Now suppose that the price of the Shares that you originally bought for Le 300.00 went up to Le 700.00 per share after holding them for three months.  In that case, the investor makes a profit of Le 400.00 for each share that is now sold at the new price of Le 700.00.  Since the person bought 2,000 shares, his/her total profit will be Le 800,000 ( Eight Hundred Thousand Leones).  However, if he/she had decided to keep his/her money under his/her pillow for three months, he/she would not have been able to make the Le800, 000.00 profit that was realized by buying the Shares at Le 300.00 and selling them later at Le 700.00.  Now, suppose he/she had plenty of money and was able to buy 2,000, 000  (two million ) Shares,  his/her profit would have been  Le 400 .00  X   2,000,000  =  Le800, 000,000 ( Eight  Hundred Million Leones )  after selling the Shares at Le700 .00 each. The amount of profit generated from the buying and selling of Shares depends on both the shares price appreciation over time and the volume of shares traded.  The more one invests on shares that rapidly appreciate with time, the more the profit that accrues to the investor.  Thus, buying the Shares of companies whose share prices appreciate with time will result in investors making huge capital gains. 

Again, if one decided not to sell his/her shares for the time being; he/she can also receive annual dividend payments and bonuses distributed to shareholders of the company. In any case, one stands to benefit from the decision to invest money in the Stock Exchange through the purchase of companies’ securities. However, it should be noted that when share prices fall, investors are likely to make a loss if they decided to sell their shares.  To avoid making a loss when share prices are falling, it is advisable for shareholders to continue holding their shares until prices start to rise again.

How Can Corporations Benefit From the Stock Exchange?

Sometimes, it may be very difficult to raise additional finances to support expansions in the company’s operations. With the Stock Exchange, a company can raise a huge amount of long-term capital by issuing financial securities tradable at the floor of the Exchange. For instance, if a company issues 1,000,000 (one million) shares at the price of Le 1,000.00 (one thousand Leones) per share, the company will be able to mobilize Le 1,000,000,000.00 (One Billion Leones) upon selling all its shares.  If the issue price is increased to  say Le 5,000.00 per share, then the company will mobilize Le 5,000,000,000.00 ( Five Billion Leones ) upon selling the 1,000,000  (one million ) shares to the public. 

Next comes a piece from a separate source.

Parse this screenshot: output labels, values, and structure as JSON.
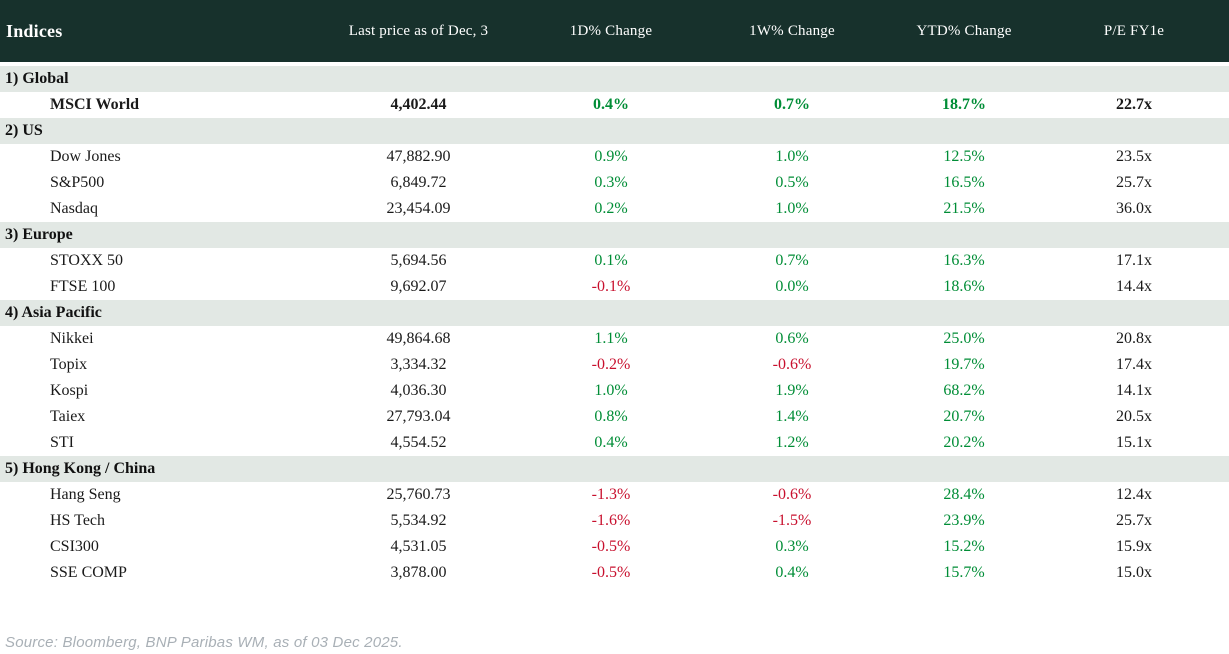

This amount can be easily raised by the company to finance its projects through the Stock Exchange without much stress. Alternatively, if a company chooses to raise this amount from a Commercial Bank, it would be required to provide some form of collateral security that may not be easy to get. It may also required a long process of bureaucratic measures that may be time consuming and costly. But with the Stock Exchange, raising capital is less costly and less time consuming. A company will not be required to provide any form of collateral security to raise capital from the Stock Exchange.   

However, any company that wants its securities to be traded on the floor of the SLSE must be listed on the Exchange.  A lot of benefits can be derived from being a listed company on the Sierra Leone Stock Exchange. Once a company is being listed on the Sierra Leone Stock Exchange, additional financing is easier to raise through subsequent issuing of securities. The credibility of both investors and potential creditors can be enhanced because of the high standards that must be met and maintained by listed companies. There is increased visibility of the company through the comprehensive disclosure of information on the public and publishing of trading statistics by the Sierra Leone Stock Exchange.

The Exchange creates a market place where the securities of all listed companies can be bought and sold.  This in turn increases the demand for securities and adds to the value and acceptance of the securities because the purchaser knows that there is a ready market for shares.